Me and those Guys in Black Suits

Lea Wait, here, thinking about how incidents years before can influence scenes an author writes now.

For example: in my PIZZA TO DIE FOR there’s an Italian restaurant in New Jersey with a back room where “men in black suits” hang out. Stereotypical?  Perhaps. But let me tell you a story …

When I was in my mid-twenties I lived in Greenwich Village and was married to a comedy writer. You’d recognize the names of most of those he wrote for. One was Rodney Dangerfield, who also owned Dangerfield’s, a small nightclub on New York’s East Side, where my husband (and often I) spent a lot of late nights.

When we needed a car, my husband borrowed Rodney’s limo. When Rodney was invited to perform or even appear somewhere outside his club, he felt more secure if my husband and I, and his manager and his wife, went with him.

On one such night we all piled into Rodney’s car and headed uptown. Rodney cautioned us, “Don’t talk about business.
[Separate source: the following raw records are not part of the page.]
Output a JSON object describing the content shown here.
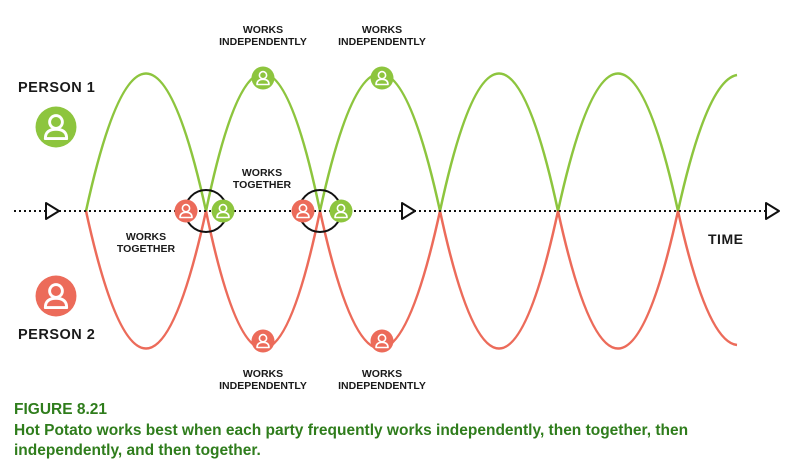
{
  "labels": {
    "person1": "PERSON 1",
    "person2": "PERSON 2",
    "time": "TIME",
    "works": "WORKS",
    "independently": "INDEPENDENTLY",
    "together": "TOGETHER"
  },
  "colors": {
    "person1": "#8dc53e",
    "person2": "#ec6b5a",
    "axis": "#111111",
    "caption": "#2f7d1c"
  },
  "icons": [
    "person-icon"
  ],
  "caption": {
    "figure": "FIGURE 8.21",
    "text": "Hot Potato works best when each party frequently works independently, then together, then independently, and then together."
  }
}
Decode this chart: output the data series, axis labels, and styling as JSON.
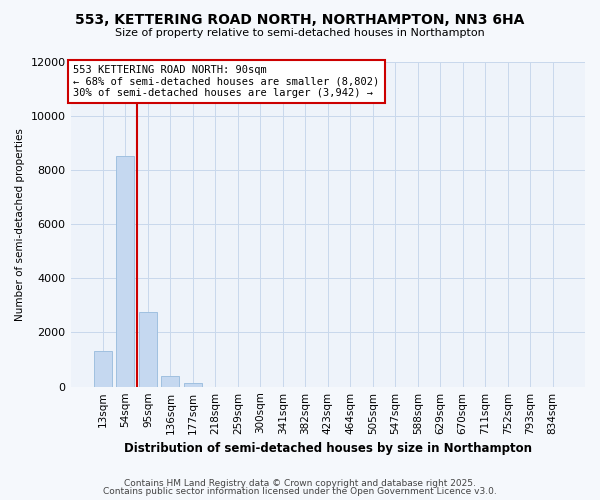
{
  "title": "553, KETTERING ROAD NORTH, NORTHAMPTON, NN3 6HA",
  "subtitle": "Size of property relative to semi-detached houses in Northampton",
  "xlabel": "Distribution of semi-detached houses by size in Northampton",
  "ylabel": "Number of semi-detached properties",
  "categories": [
    "13sqm",
    "54sqm",
    "95sqm",
    "136sqm",
    "177sqm",
    "218sqm",
    "259sqm",
    "300sqm",
    "341sqm",
    "382sqm",
    "423sqm",
    "464sqm",
    "505sqm",
    "547sqm",
    "588sqm",
    "629sqm",
    "670sqm",
    "711sqm",
    "752sqm",
    "793sqm",
    "834sqm"
  ],
  "values": [
    1300,
    8500,
    2750,
    390,
    130,
    0,
    0,
    0,
    0,
    0,
    0,
    0,
    0,
    0,
    0,
    0,
    0,
    0,
    0,
    0,
    0
  ],
  "bar_color": "#c5d8f0",
  "bar_edge_color": "#a0c0e0",
  "vline_x_index": 2,
  "vline_color": "#cc0000",
  "annotation_title": "553 KETTERING ROAD NORTH: 90sqm",
  "annotation_line2": "← 68% of semi-detached houses are smaller (8,802)",
  "annotation_line3": "30% of semi-detached houses are larger (3,942) →",
  "annotation_box_color": "#cc0000",
  "ylim": [
    0,
    12000
  ],
  "yticks": [
    0,
    2000,
    4000,
    6000,
    8000,
    10000,
    12000
  ],
  "footer1": "Contains HM Land Registry data © Crown copyright and database right 2025.",
  "footer2": "Contains public sector information licensed under the Open Government Licence v3.0.",
  "bg_color": "#f5f8fc",
  "plot_bg_color": "#eef3fa"
}
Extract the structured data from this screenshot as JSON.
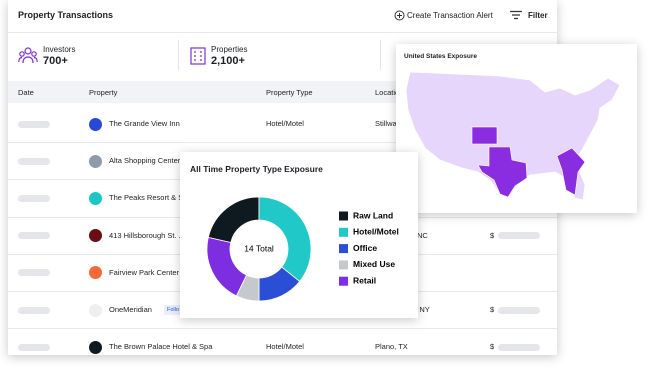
{
  "header": {
    "title": "Property Transactions",
    "create_alert": "Create Transaction Alert",
    "filter": "Filter"
  },
  "stats": [
    {
      "label": "Investors",
      "value": "700+"
    },
    {
      "label": "Properties",
      "value": "2,100+"
    }
  ],
  "table": {
    "columns": [
      "Date",
      "Property",
      "Property Type",
      "Location"
    ],
    "rows": [
      {
        "name": "The Grande View Inn",
        "color": "#2748d8",
        "type": "Hotel/Motel",
        "location": "Stillwa"
      },
      {
        "name": "Alta Shopping Center",
        "color": "#8d9ca8"
      },
      {
        "name": "The Peaks Resort & S",
        "color": "#1cc6c6"
      },
      {
        "name": "413 Hillsborough St. ...",
        "color": "#6a0e14",
        "location": "NC",
        "price": "$"
      },
      {
        "name": "Fairview Park Center",
        "color": "#f26a35"
      },
      {
        "name": "OneMeridian",
        "color": "#eeeeee",
        "tag": "Follo",
        "location": "y, NY",
        "price": "$"
      },
      {
        "name": "The Brown Palace Hotel & Spa",
        "color": "#0f1a20",
        "type": "Hotel/Motel",
        "location": "Plano, TX",
        "price": "$"
      }
    ]
  },
  "donut_card": {
    "chart_data": {
      "type": "pie",
      "title": "All Time Property Type Exposure",
      "center_label": "14 Total",
      "categories": [
        "Raw Land",
        "Hotel/Motel",
        "Office",
        "Mixed Use",
        "Retail"
      ],
      "values": [
        3,
        5,
        2,
        1,
        3
      ],
      "colors": [
        "#0f1a20",
        "#21c8c8",
        "#2a4fd6",
        "#c5c9cc",
        "#7c2ee0"
      ]
    }
  },
  "map_card": {
    "title": "United States Exposure"
  }
}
This guy, he runs numbers and girls in the Bronx.  None of our business.” Then he turned to his current girlfriend. “And don’t be telling anyone your last name, or where you’re from.”
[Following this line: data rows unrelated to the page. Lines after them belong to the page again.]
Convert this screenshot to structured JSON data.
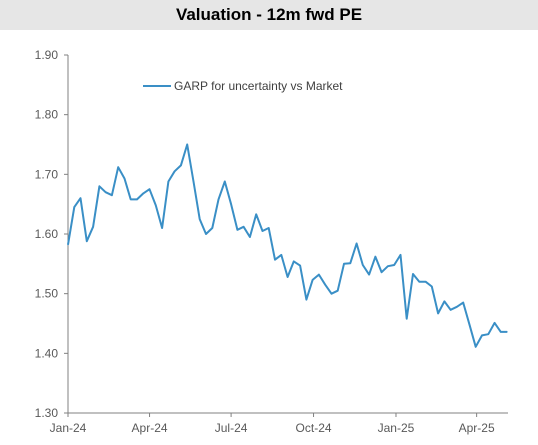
{
  "chart_data": {
    "type": "line",
    "title": "Valuation - 12m fwd PE",
    "ylim": [
      1.3,
      1.9
    ],
    "yticks": [
      "1.30",
      "1.40",
      "1.50",
      "1.60",
      "1.70",
      "1.80",
      "1.90"
    ],
    "xticks": [
      "Jan-24",
      "Apr-24",
      "Jul-24",
      "Oct-24",
      "Jan-25",
      "Apr-25"
    ],
    "grid": false,
    "legend_position": "top-left",
    "series": [
      {
        "name": "GARP for uncertainty vs Market",
        "color": "#3a8fc6",
        "x": [
          "2024-01-01",
          "2024-01-08",
          "2024-01-15",
          "2024-01-22",
          "2024-01-29",
          "2024-02-05",
          "2024-02-12",
          "2024-02-19",
          "2024-02-26",
          "2024-03-04",
          "2024-03-11",
          "2024-03-18",
          "2024-03-25",
          "2024-04-01",
          "2024-04-08",
          "2024-04-15",
          "2024-04-22",
          "2024-04-29",
          "2024-05-06",
          "2024-05-13",
          "2024-05-20",
          "2024-05-27",
          "2024-06-03",
          "2024-06-10",
          "2024-06-17",
          "2024-06-24",
          "2024-07-01",
          "2024-07-08",
          "2024-07-15",
          "2024-07-22",
          "2024-07-29",
          "2024-08-05",
          "2024-08-12",
          "2024-08-19",
          "2024-08-26",
          "2024-09-02",
          "2024-09-09",
          "2024-09-16",
          "2024-09-23",
          "2024-09-30",
          "2024-10-07",
          "2024-10-14",
          "2024-10-21",
          "2024-10-28",
          "2024-11-04",
          "2024-11-11",
          "2024-11-18",
          "2024-11-25",
          "2024-12-02",
          "2024-12-09",
          "2024-12-16",
          "2024-12-23",
          "2024-12-30",
          "2025-01-06",
          "2025-01-13",
          "2025-01-20",
          "2025-01-27",
          "2025-02-03",
          "2025-02-10",
          "2025-02-17",
          "2025-02-24",
          "2025-03-03",
          "2025-03-10",
          "2025-03-17",
          "2025-03-24",
          "2025-03-31",
          "2025-04-07",
          "2025-04-14",
          "2025-04-21",
          "2025-04-28",
          "2025-05-05"
        ],
        "values": [
          1.582,
          1.645,
          1.66,
          1.588,
          1.612,
          1.68,
          1.67,
          1.665,
          1.712,
          1.693,
          1.658,
          1.658,
          1.668,
          1.675,
          1.648,
          1.61,
          1.688,
          1.705,
          1.715,
          1.75,
          1.688,
          1.625,
          1.6,
          1.61,
          1.658,
          1.688,
          1.65,
          1.607,
          1.612,
          1.595,
          1.633,
          1.605,
          1.61,
          1.557,
          1.565,
          1.528,
          1.554,
          1.547,
          1.49,
          1.523,
          1.532,
          1.515,
          1.5,
          1.505,
          1.55,
          1.551,
          1.584,
          1.548,
          1.532,
          1.562,
          1.536,
          1.546,
          1.548,
          1.565,
          1.458,
          1.533,
          1.52,
          1.52,
          1.512,
          1.467,
          1.487,
          1.473,
          1.478,
          1.485,
          1.448,
          1.411,
          1.43,
          1.432,
          1.451,
          1.436,
          1.436
        ]
      }
    ]
  }
}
We all knew her father was the chief of police in a major East Coast City.

The tone was set for the evening.

The car stopped at a small Italian restaurant close to (and almost beneath) the Cross Bronx Expressway. It wasn’t an elegant location. The building was shabby, and the restaurant only had two rooms and a kitchen.

The tables in the front room had been arranged in a line and set for only one party: the six in our car (Rodney, his girlfriend, the manager and his wife, and my husband and I) and four other men (in black suits) who joined us.
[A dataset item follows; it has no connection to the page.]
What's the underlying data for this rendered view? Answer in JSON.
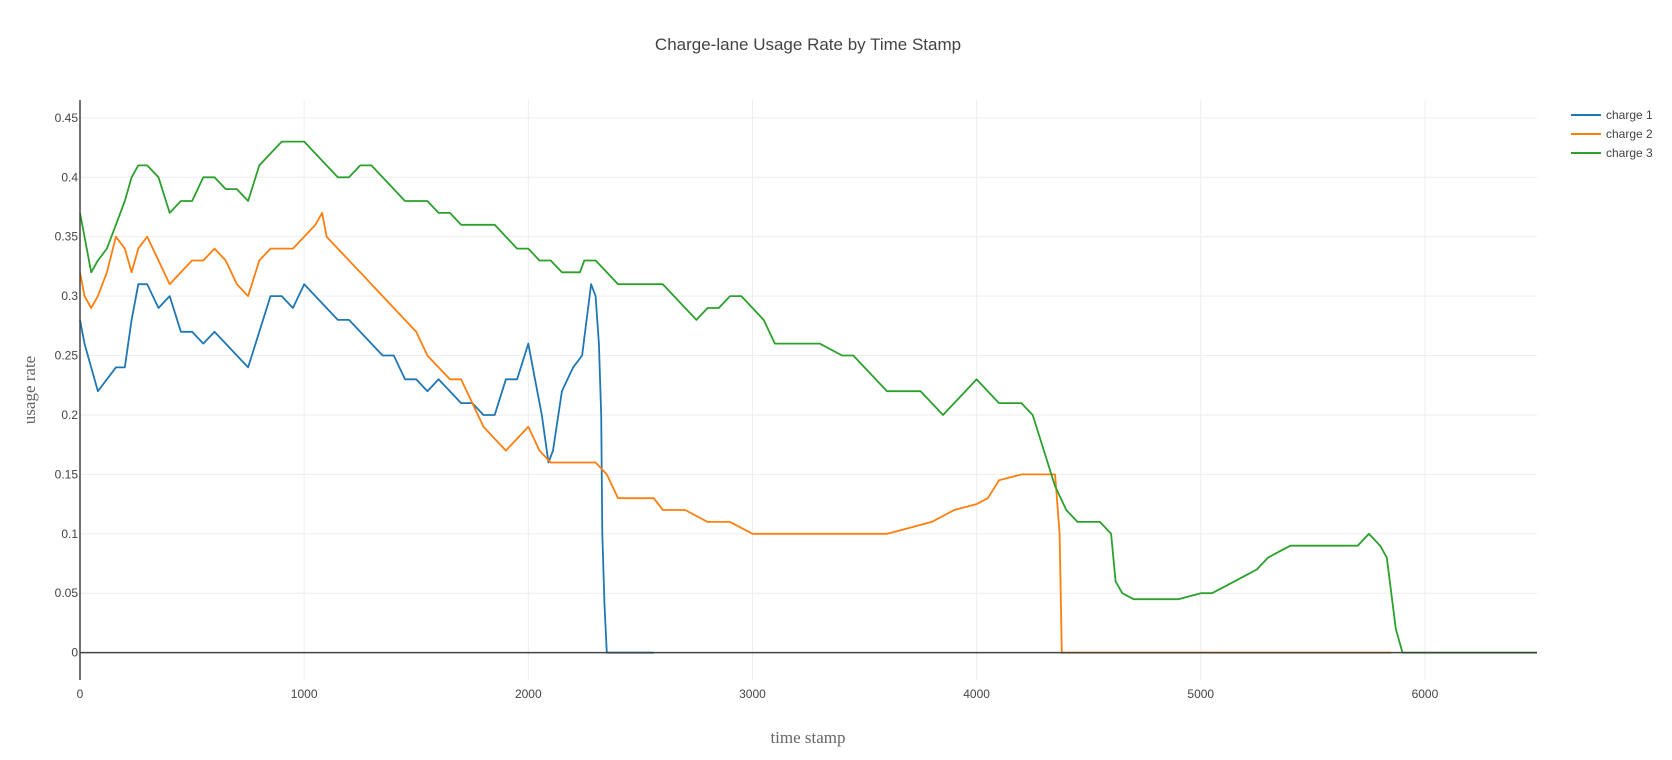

We could see other men in black suits seated in a room in back of ours. But no other diners arrived while we were there, and no one left. I was seated next to a heavyset man perhaps in his fifties, who was at the head of the table and clearly in charge. (“Hey, the blonde can sit here, next to me.”)  I have no recollection of what we ate, although I’m sure it involved pasta.

He asked my husband and I how long we’d been married (a short time) and drank several toasts to us. He asked what I did. At the time I produced and was talent for a daily corporate CCTV show. He nodded in appreciation and then asked, “You got any problems with your boss there?”

I assured him I did not.

“Well, if you do. If you got any problems, you let me know. You’re a nice young couple. You shouldn’t have any problems,” he concluded, draining another glass of wine.

The dinner didn’t last long: Rodney had to get to his club to perform. I never asked who our host was, although I saw him at Dangerfield’s a few times after that.

But when I wrote PIZZA TO DIE FOR, a funny mystery about a fourteen year old girl who finds out her family is “connected,” those men in black suits in the back room came back to me.

I suspect they weren’t as funny in real life as I depicted them in my book. But, yes: they were real.

I didn’t realize at the time that years later I’d write a mystery, and they would have roles in it. But all experiences, and memories, are fodder for a writer …

About Lea Wait

I write mysteries - the Mainely Needlepoint, Shadows Antique Print and, coming in June of 2018, the Maine Murder mysteries (under the name Cornelia Kidd.) When I was single I was an adoption advocate and adopted my four daughters. Now my mysteries and novels for young people are about people searching for love, acceptance, and a place to call home. My website is http://www.leawait.com To be on my mailing list, send me a note at leawait@roadrunner.com
This entry was posted in Uncategorized. Bookmark the permalink.

4 Responses to Me and those Guys in Black Suits

  1. So cool, well in a funny creepy way. I worked in a restaurant in Scottsdale, AZ while going to college. It was owned by the Tucson branch of those black suits. Everyone who worked there knew it. Oddly enough, it was the first place I ever worked where I got a Christmas bonus.

  2. daveplimpton says:

    So true and I know whereof you speak. A novel I’ve written and sequel I’m writing draw on my memories of working summers in the late 50s and early 60s in a Secaucus, New Jersey warehouse dominated by notorious Teamsters Local 560 leader and Genovese outfit (based in Manhattan) capo, Anthony “Tony Pro” Provanzano.

    I learned much later that Tony Pro was convicted of killing one of his colleagues during the time I worked at the warehouse. At the time all we knew was that the victim was mysteriously missing. Tony Pro was also fingered as one of Jimmy Hoffa’s possible killers.

    If Tony Pro or one of his omnipresent soldiers deigned to speak to you, you were nothing but a polite happy camper. I usually worked the second shift. Fellow summer workers and I would sometimes make after-work visits to Union City nightclubs, Union City being where Local 560 headquarters were located. We learned the hard way, when a friend foolishly made a move on a young blonde at the bar, that some of these spots were controlled by mobsters.

    I couldn’t have asked for better grist for my writing mill.

    • Lea Wait says:

      Love, love, love that story, Dave! New York and New Jersey … as well as Vegas and Florida and “other locations” were definitely “represented!”